Pan and scan is a film editing technique used to modify widescreen images for display on a fullscreen screen. It involves cropping the sides of the original widescreen image and panning across it when the shot's focus changes. This cropping can result in the loss of key visual elements but may draw the viewers' attention towards a particular portion of the scene.

"Pan and scan" was often used with VHS tapes before widescreen home media formats such as LaserDisc, DVD, and Blu-ray became common. The vertical equivalent, known as "tilt and scan" or "reverse pan and scan," was used to adapt older films such as Cinderella (1950) for widescreen formats.

These techniques have been widely criticized since their inception, with critics often disapproving because it can remove substantial portions of the original image: up to 43% for films with a 2.35:1 aspect ratio, up to 48% for earlier 2.55:1 films, and up to 52% for 2.76:1 films. Creating new shots or cuts may alter cinematic effects, thereby impacting the pacing, atmosphere, and suspense originally intended by filmmakers. Pan and scan can sometimes alter the director's or cinematographer's original vision, as well as the intended field of view for specific scenes or an entire film, by depriving the audience of significant visual information.
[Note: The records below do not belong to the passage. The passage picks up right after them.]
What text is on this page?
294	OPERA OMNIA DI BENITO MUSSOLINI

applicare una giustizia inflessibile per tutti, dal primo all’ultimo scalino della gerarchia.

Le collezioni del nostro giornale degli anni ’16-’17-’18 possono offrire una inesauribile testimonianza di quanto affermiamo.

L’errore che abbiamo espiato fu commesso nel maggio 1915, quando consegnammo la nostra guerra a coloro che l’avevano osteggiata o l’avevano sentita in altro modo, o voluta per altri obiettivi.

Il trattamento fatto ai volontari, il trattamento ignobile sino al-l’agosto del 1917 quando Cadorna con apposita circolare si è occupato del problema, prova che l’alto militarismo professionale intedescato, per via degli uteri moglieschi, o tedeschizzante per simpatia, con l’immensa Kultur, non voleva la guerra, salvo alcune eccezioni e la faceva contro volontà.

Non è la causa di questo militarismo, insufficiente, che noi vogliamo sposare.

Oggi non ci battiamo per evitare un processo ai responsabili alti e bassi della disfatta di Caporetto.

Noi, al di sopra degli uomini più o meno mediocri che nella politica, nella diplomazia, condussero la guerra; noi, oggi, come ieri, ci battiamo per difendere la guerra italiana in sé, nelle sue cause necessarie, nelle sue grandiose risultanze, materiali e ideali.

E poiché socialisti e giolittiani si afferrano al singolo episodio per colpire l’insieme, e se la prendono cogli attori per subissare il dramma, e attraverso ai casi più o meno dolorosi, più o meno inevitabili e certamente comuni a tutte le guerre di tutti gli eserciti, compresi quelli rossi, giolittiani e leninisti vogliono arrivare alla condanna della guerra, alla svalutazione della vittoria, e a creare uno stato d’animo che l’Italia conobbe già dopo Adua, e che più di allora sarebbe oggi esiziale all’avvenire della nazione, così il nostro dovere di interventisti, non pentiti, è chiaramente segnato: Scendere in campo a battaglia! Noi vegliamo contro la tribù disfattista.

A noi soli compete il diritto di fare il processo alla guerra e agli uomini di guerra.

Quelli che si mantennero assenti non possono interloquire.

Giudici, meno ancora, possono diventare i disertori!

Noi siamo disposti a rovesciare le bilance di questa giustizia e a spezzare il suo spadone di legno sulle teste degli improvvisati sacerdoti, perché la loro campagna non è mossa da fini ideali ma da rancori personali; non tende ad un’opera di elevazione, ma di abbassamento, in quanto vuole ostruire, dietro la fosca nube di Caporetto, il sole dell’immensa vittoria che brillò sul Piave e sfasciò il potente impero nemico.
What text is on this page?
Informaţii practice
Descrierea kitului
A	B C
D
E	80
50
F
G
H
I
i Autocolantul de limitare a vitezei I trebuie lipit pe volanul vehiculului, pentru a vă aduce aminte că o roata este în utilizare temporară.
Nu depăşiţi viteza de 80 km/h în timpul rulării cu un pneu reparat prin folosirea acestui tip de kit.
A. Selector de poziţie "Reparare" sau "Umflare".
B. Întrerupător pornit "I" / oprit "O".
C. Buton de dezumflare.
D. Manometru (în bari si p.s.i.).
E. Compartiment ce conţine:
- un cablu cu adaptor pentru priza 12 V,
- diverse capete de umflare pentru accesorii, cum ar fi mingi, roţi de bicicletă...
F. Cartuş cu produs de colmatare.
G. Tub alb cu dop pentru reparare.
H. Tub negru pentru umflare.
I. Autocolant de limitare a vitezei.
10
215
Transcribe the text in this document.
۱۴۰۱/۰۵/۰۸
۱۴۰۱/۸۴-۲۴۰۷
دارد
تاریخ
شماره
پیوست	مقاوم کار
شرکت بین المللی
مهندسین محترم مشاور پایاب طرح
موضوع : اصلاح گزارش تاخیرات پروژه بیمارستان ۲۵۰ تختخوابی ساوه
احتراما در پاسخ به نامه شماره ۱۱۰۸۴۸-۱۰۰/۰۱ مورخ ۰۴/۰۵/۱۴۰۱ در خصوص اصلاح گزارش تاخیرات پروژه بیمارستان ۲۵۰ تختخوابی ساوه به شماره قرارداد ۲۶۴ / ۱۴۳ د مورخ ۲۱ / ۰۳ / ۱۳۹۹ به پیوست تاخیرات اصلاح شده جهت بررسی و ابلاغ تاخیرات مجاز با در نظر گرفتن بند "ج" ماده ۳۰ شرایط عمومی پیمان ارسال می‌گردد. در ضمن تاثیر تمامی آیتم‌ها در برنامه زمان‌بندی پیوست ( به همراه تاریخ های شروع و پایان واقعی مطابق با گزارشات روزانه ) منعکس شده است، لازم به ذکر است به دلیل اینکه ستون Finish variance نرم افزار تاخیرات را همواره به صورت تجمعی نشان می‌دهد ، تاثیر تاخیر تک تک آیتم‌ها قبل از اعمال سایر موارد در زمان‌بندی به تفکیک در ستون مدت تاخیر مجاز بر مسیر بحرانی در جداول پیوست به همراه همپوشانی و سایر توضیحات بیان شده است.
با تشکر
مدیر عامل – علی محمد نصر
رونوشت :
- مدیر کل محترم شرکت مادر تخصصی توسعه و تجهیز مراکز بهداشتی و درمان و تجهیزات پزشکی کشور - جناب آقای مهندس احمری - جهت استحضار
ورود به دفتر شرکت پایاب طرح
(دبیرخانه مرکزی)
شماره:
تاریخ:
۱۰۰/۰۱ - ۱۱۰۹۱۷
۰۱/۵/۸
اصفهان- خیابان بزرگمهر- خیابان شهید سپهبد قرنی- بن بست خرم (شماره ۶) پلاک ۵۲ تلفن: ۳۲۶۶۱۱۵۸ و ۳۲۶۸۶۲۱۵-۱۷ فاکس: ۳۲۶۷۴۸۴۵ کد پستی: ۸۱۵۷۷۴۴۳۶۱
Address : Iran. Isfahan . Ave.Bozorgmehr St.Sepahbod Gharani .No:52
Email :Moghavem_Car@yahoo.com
For the first several decades of television broadcasting, sets displayed images with a 4:3 (1.33:1) aspect ratio, which was standard for most theatrical films before 1960. In the early to mid-1950s, filmmakers began using widescreen formats such as CinemaScope and Todd-AO to compete with television and attract audiences to theaters by providing wider visual perspectives and compositional possibilities.

To accommodate the wider aspect ratio of films, television broadcasters adopted the pan and scan technique, which maintained image quality and size but sacrificed the ability to view the entire image. A film subjected to pan and scan often loses around half its horizontal size due to cropping. Letterboxing was an alternative method of displaying widescreen films on a 4:3 screen, maintaining the original aspect ratio by adding black space above and below the image but reducing the image's size and quality.

In 1986, the Voyager Company made it company policy to release widescreen films on LaserDisc only in their original aspect ratio rather than in pan and scan formats, which were common for home media releases. Many other home video labels followed suit.

In the 1990s, widescreen televisions offered a wider 16:9 aspect ratio (1.78 times the height), allowing films with aspect ratios of 1.66:1 and 1.85:1 to fill most or all of the screen with minimal letterboxing or cropping. DVD packaging began to use the expression, "16:9 – Enhanced for Widescreen TVs."

Films shot with aspect ratios of 2.20:1, 2.35:1, 2.39:1, 2.55:1, and especially 2.76:1 (Ben-Hur, for example), might still be problematic when displayed on televisions of any type. However, when the DVD is "anamorphically enhanced for widescreen", or the film is telecast on a high-definition channel and viewed on a widescreen TV, the black spaces are smaller, and the effect is much like watching a film on a theatrical widescreen.